JTF (just the facts): A total of 25 photographic works, either framed in white and unmatted or unframed, and hung against white walls in the main gallery space and the entry area. 10 of the works (9 single images and 1 diptych) are unique photographic collages, ranging in size from 18×24 to 30×40 (or reverse). 9 of the works are paintings made from mixtures of photographic pigment, turpenoid, aluminum, and linseed oil on canvas, ranging in size from 40×30 to 72×60. 4 of the works are made from bleach applied to archival inkjet prints, each 30×40. And the show also includes 1 video, available in an edition of 3+1AP, and 1 graphite drawing, sized 31×45. All of the works were made in 2013. (Installation shots at right.)

Comments/Context: Garrett Pruter’s newest works use vernacular photography as a starting point for physical explorations of surface, color, and process, breaking down found images using a variety of gestural, hand-crafted methods. He brings fresh approaches to collage, bleaching, and ultimately to painting, iteratively deconstructing images of floral bouquets, cats, and birthday cakes until all that remains is a wash of diluted, residual pigment. It’s an exercise in repeated subtraction, beginning with something vaguely familiar and ending up somewhere entirely new.

Pruter’s approach to collage is the exact opposite of the usual dense agglomeration of layered images. It is instead an excising, a cutting away of central focal points. Tiny cut marks and edges shows us where a cat once sat, where a leg once draped over a purple couch, or where an amaryllis in a pot once stood. In each image, Pruter has multiplied the image, placing a misaligned copy of the original image underneath the cut out area, shifting it left or right to keep the continuity of the colors but to upend the visibility of what we’re supposed to be looking at. In other collages, he has matched his cutouts to the character of the imagery: a smear across a birthday cake or small dots that echo the baby’s breath in a flower arrangement. In these works, his see-through background is now shiny mylar, creating a silvery mirrored effect. In still others, the found imagery is jumbled together – the black cat from one collage has now become the surprise underneath the removed rose blooms in the bouquet of another. Seen together, the collages feel like a progression of experimental ideas.

Pruter’s investigation of erasure continues in both his bleached images and his video. Starting once again with found imagery, Pruter has painted bleach across the images in gestural washes, turning the outline of a house into ghostly white emptiness. Like Curtis Mann, he is using the whiteness to obscure and remove, leaving behind clues and faded memories. The floral bouquet is repeatedly dissected, leaving a splatter of bleach spotted flowers or just a single red bloom amid the white spots of the baby’s breath. The video explores similar territory, but with much more deliberateness. At first glance, the video looks to be a still image of the same rose bouquet, and after a minute or two of nothing happening, I gave up and moved on. When I circled back, one of the blooms had disappeared, and again later, another vanished. Slowly and carefully, all of the blooms were removed, Pruter’s methodical process of reduction spread out over time.
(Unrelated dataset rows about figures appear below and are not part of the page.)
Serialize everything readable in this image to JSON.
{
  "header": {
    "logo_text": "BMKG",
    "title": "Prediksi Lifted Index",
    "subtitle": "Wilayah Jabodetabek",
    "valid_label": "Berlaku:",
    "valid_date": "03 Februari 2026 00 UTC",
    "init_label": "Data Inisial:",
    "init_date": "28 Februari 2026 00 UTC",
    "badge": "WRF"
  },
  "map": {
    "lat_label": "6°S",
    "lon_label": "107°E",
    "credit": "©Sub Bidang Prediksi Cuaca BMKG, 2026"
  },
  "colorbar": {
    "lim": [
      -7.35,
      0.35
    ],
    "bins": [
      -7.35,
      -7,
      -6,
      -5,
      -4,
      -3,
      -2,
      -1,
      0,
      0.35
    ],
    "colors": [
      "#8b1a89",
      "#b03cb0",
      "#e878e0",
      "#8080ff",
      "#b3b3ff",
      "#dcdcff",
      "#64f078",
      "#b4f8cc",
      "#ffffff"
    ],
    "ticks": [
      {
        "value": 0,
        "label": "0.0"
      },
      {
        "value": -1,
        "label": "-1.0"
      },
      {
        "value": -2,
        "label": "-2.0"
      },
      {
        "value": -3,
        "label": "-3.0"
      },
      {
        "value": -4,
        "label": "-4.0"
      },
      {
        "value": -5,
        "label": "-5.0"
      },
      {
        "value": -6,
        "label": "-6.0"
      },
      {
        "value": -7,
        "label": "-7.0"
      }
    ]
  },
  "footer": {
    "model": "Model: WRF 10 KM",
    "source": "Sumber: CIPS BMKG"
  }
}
The most surprising works in the show are Pruter’s abstract “paintings”, where his disassembly of the found imagery is taken to its ultimate limit. Gathering up all the scraps and leftover bits from his collages, he has mixed the fragments in with solvent and oil, dissolving them into a slurry of photographic pigment which he has then smeared and spread in vertical swaths across canvas. From afar, the results run the gamut from soft pastel pink to reddish brown. Up close, the works are often dotted with tiny flecks of multicolored emulsion, sometimes thin and transparent like cherry skins, other times more congealed and coagulated like dried syrup. I liked both their textural drips and the underlying conceptual idea of the photographs reduced to their elemental chemical colors.

In general, I think Pruter’s line of thinking is intriguing. He has opted to explore the boundaries of photography via reduction and removal, playing both with representational recognition and process-driven abstraction. In an age of adding, tuning, and manipulating, I was reminded that taking away can be just as powerful and innovative.
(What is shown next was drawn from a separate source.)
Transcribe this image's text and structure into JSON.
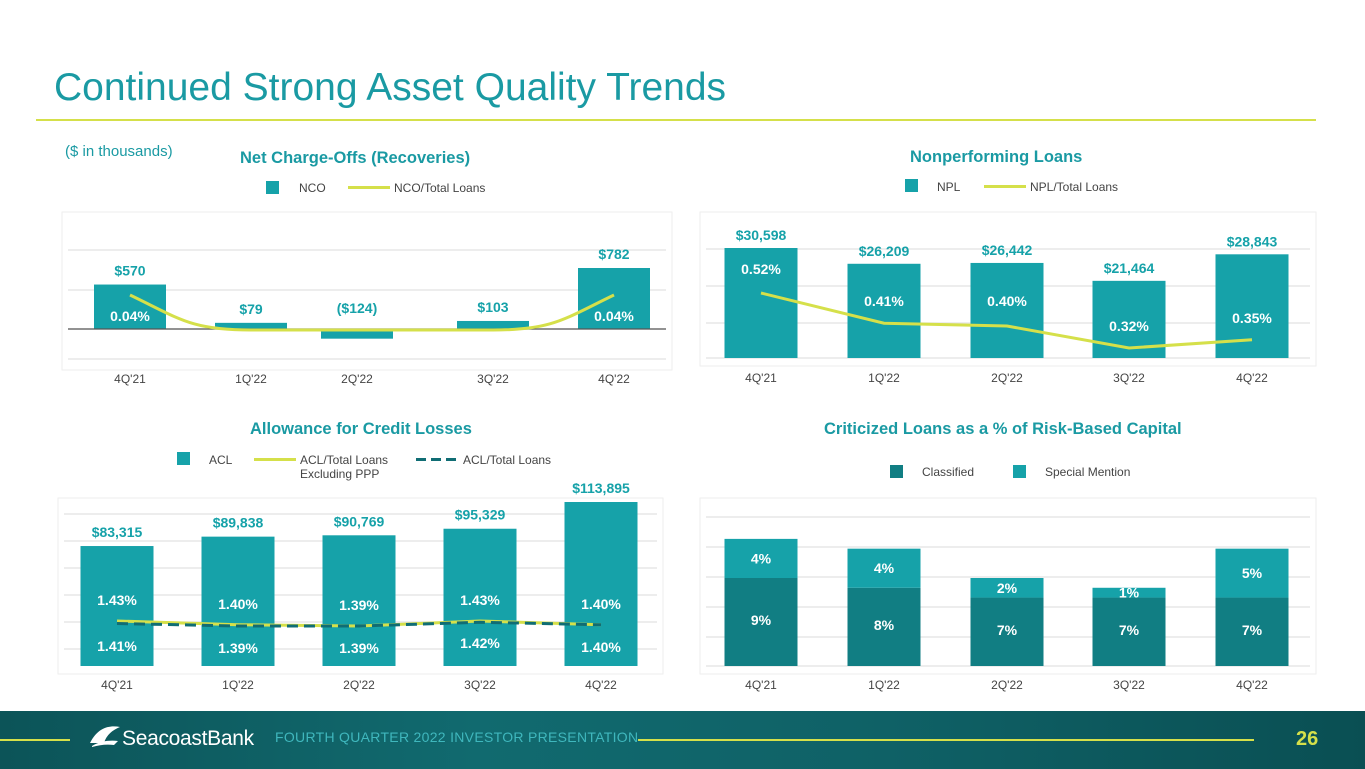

Collector’s POV: The works in this show are priced as follows. The collages range from $1000 to $2400 based on size. The paintings range from $2800 to $8000, again based on size. The bleached prints are $2400 each, the graphite drawing is $2400, and the video is $2000. Pruter’s work has not yet reached the secondary markets, so gallery retail is the still the best/only option for those collectors interested in following up.